The Boussinesq system revisited

In this work, we revisit the study by Schonbek (1981 J. Differ. Equ. 42 325–52) concerning the problem of existence of global entropic weak solutions for a specific Boussinesq system, as well as the study of the regularity of these solutions by Amick (1984 J. Differ. Equ. 54 231–47). We propose to study a regularized variant of this Boussinesq system, obtained by adding a 'fractal' operator (i.e. a differential operator defined by a Fourier multiplier of type ${\epsilon}\vert \xi {\vert }^{\lambda },\left({\epsilon},\lambda \right)\in {\mathbb{R}}_{+}{\times}$] 0, 2]) to the equation of the height of the water column.

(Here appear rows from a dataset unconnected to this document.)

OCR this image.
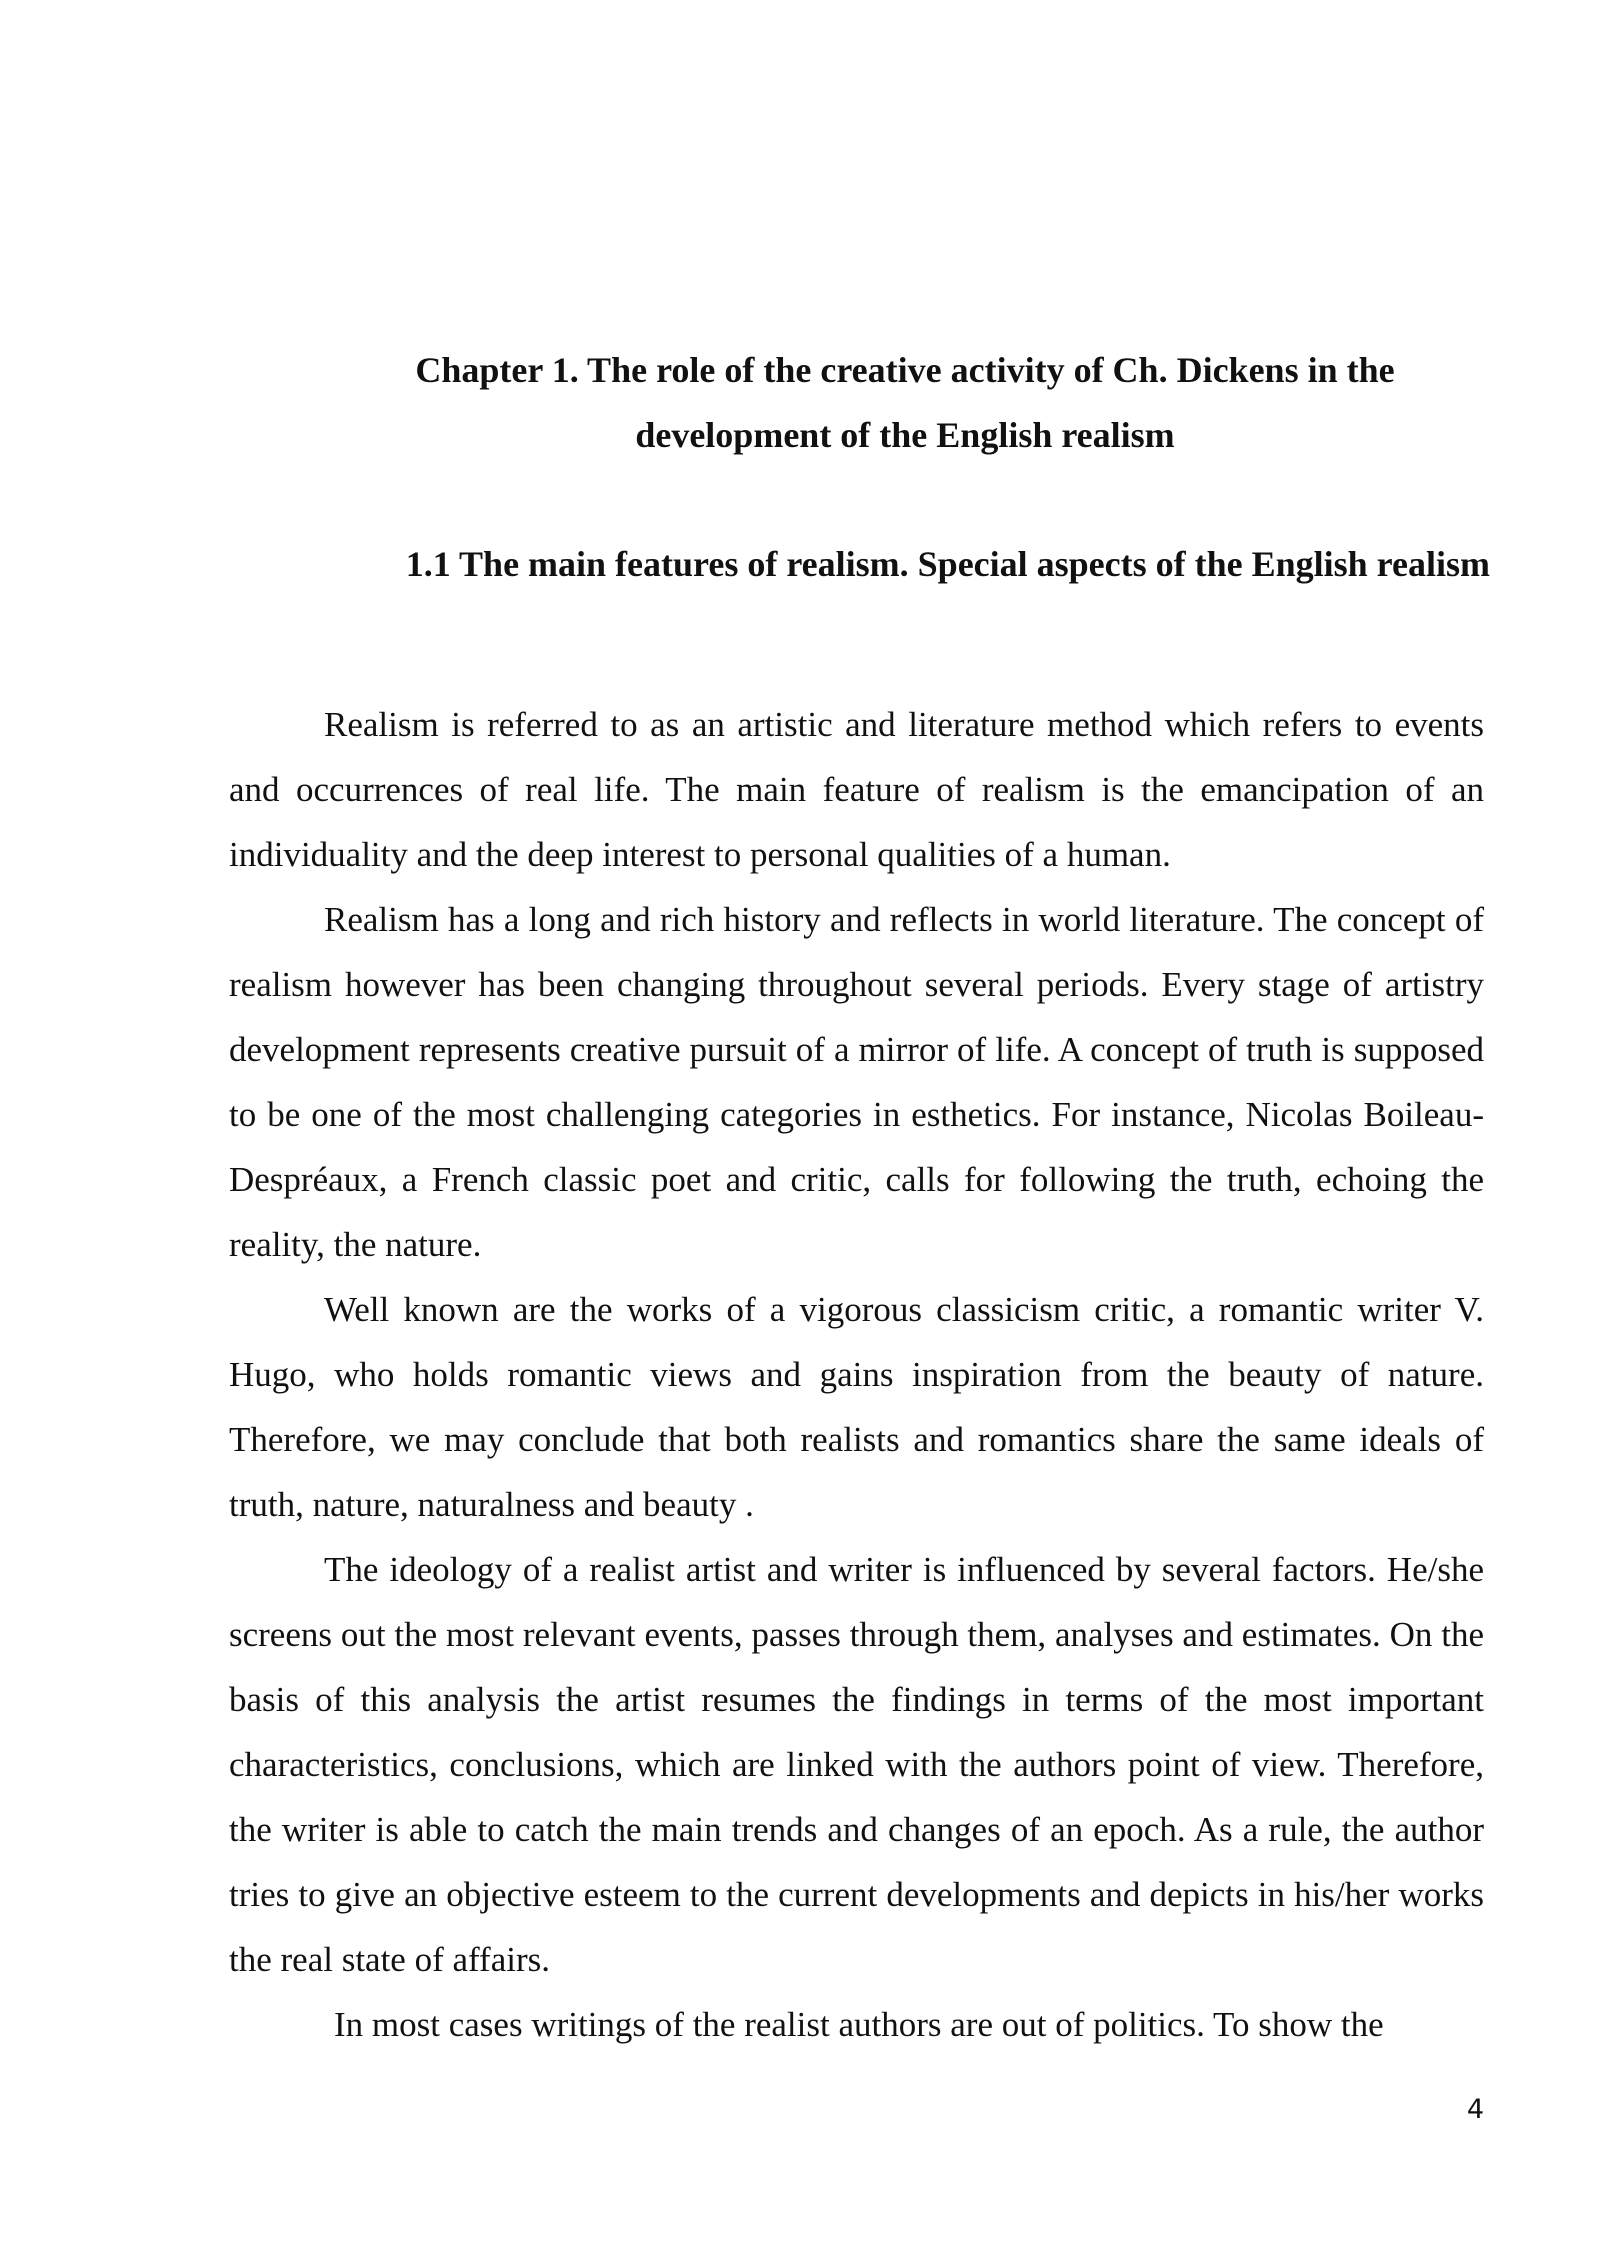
Chapter 1. The role of the creative activity of Ch. Dickens in the
development of the English realism
1.1 The main features of realism. Special aspects of the English realism

Realism is referred to as an artistic and literature method which refers to events and occurrences of real life. The main feature of realism is the emancipation of an individuality and the deep interest to personal qualities of a human.

Realism has a long and rich history and reflects in world literature. The concept of realism however has been changing throughout several periods. Every stage of artistry development represents creative pursuit of a mirror of life. A concept of truth is supposed to be one of the most challenging categories in esthetics. For instance, Nicolas Boileau-Despréaux, a French classic poet and critic, calls for following the truth, echoing the reality, the nature.

Well known are the works of a vigorous classicism critic, a romantic writer V. Hugo, who holds romantic views and gains inspiration from the beauty of nature. Therefore, we may conclude that both realists and romantics share the same ideals of truth, nature, naturalness and beauty .

The ideology of a realist artist and writer is influenced by several factors. He/she screens out the most relevant events, passes through them, analyses and estimates. On the basis of this analysis the artist resumes the findings in terms of the most important characteristics, conclusions, which are linked with the authors point of view. Therefore, the writer is able to catch the main trends and changes of an epoch. As a rule, the author tries to give an objective esteem to the current developments and depicts in his/her works the real state of affairs.

In most cases writings of the realist authors are out of politics. To show the

4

We first show that the regularized system is globally unconditionally well-posed in Sobolev spaces of type ${H}^{s}\left(\mathbb{R}\right),s{ >}\frac{1}{2},$ uniformly in the regularizing parameters $\left({\epsilon},\lambda \right)\in {\mathbb{R}}_{+}{\times}$]0, 2]. As a consequence we obtain the global unconditional well-posedness of this Boussinesq system at this level of regularity as well as the convergence in the strong topology of the solution of the regularized system towards the solution of the Boussinesq system as the parameter goes to 0. Finally, we prove the existence of low regularity entropic solutions of the Boussinesq equations emanating from u₀ ∈ H¹ and ζ₀ in an Orlicz class as weak limits of regular solutions.